Cocktail Wednesdays: Buck and Breck

Buck and Breck

This week, you get two cocktail posts, because we tried one on my birthday on Tuesday as well as last night. I popped a bottle of sparkling wine to make a French sauce for dinner, and we've been making cocktails with the rest. I say sparkling wine rather than champagne because it is actually cava, which is from Spain. Scott prefers this to the champagnes he has tried, though it does make me wonder what he has tried. It may be that you can get better cava for the price of not so good champagne since it doesn't have the prestige name. At any rate, I do enjoy the cava.

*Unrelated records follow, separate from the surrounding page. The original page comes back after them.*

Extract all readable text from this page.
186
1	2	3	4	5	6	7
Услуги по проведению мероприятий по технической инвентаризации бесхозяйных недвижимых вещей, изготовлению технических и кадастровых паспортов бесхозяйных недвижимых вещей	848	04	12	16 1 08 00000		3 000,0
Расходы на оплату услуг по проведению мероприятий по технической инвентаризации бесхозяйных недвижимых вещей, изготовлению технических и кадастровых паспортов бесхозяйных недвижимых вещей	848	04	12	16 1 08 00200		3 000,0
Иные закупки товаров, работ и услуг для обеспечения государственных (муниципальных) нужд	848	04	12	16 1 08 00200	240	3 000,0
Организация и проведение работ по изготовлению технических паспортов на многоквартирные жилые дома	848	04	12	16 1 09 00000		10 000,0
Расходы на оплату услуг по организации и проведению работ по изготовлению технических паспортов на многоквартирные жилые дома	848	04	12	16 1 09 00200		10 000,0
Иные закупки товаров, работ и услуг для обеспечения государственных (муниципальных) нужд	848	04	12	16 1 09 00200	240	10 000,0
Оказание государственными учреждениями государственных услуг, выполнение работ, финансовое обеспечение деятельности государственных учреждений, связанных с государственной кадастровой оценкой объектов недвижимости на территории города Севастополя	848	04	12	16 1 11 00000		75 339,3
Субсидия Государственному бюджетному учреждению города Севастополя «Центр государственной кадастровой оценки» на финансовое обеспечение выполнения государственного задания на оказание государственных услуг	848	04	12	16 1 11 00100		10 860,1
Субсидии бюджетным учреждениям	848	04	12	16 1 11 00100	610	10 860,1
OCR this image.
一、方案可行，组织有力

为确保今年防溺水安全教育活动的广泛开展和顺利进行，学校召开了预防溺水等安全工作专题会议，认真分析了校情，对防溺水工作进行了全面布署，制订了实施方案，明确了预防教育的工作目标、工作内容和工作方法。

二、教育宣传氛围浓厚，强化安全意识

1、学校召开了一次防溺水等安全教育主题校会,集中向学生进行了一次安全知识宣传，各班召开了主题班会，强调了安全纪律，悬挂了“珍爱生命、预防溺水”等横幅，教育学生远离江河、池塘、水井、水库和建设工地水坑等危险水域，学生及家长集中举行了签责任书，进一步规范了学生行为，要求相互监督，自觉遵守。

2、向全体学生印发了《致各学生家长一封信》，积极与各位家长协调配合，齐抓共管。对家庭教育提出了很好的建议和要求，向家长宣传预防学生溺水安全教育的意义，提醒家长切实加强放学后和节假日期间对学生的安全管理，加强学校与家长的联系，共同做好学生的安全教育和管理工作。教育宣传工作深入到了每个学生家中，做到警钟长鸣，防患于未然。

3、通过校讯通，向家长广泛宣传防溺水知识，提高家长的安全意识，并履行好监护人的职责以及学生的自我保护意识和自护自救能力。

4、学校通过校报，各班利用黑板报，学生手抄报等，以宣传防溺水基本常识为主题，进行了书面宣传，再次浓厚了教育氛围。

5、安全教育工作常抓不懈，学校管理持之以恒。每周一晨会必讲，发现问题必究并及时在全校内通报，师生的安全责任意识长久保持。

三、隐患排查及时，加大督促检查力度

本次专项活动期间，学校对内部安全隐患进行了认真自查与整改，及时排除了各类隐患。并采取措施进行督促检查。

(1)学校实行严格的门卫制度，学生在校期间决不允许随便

Tuesday's drink was the Buck and Breck, which is another cocktail using absinthe. It dates all the way back to the 1860's and 1870's in California.  Apparently, the name is derived from an epithet for President Buchanan and his V.P. John C. Breckinridge.  During Buchanan's term, his party split, with the southern wing backing Breckinridge for the next election and, most importantly, the country was led to the brink  of the Civil War.  In fact, his negotiations with South Carolina led directly to Fort Sumter in particular becoming a flash point, and later the location of the first shots of the war.  What the Californians thought of him at the time may have been a little different from the opinions of their countrymen to the east.  What is certain is that this drink combines manly flavors such as bitters with fancier and more delicate champagne in a way that could probably only arise from the gold rush.

Buck and Breck

1.5 oz cognac
2 dashes Angostura Bitters
1 dash Absinthe
lemon juice

Swirl strained lemon juice in a champagne flute to coat inside of glass and discard excess.
Fill flute with superfine sugar, coating inside to make glass appear frosted.  Discard excess sugar.
Fill glass with Cognac, Bitters, and Absinthe.
Top with cold Champagne.
(Optional) Give drink a quick stir.

The verdict: First, I would say that I think I would recommend stirring the drink.  The contrasting flavors in each sip at first as it mixed itself while I drink were interesting, but not terribly tasty or balanced.  Also, frosting the entire glass with sugar led to an explosion of bubbles in the sparkling wine, and an overflowing glass in moments.  One apparently traditional solution is to just frost the rim, but I don't know if that would give enough sweet to counter balance the bitters and the absinthe.  The main flavors are the bitters, absinthe and champagne, but I think that because the cognac is made with the same kind of grapes, the flavor blends rather seamlessly into the champagne.  Once the drink was blended, it was nicely balanced.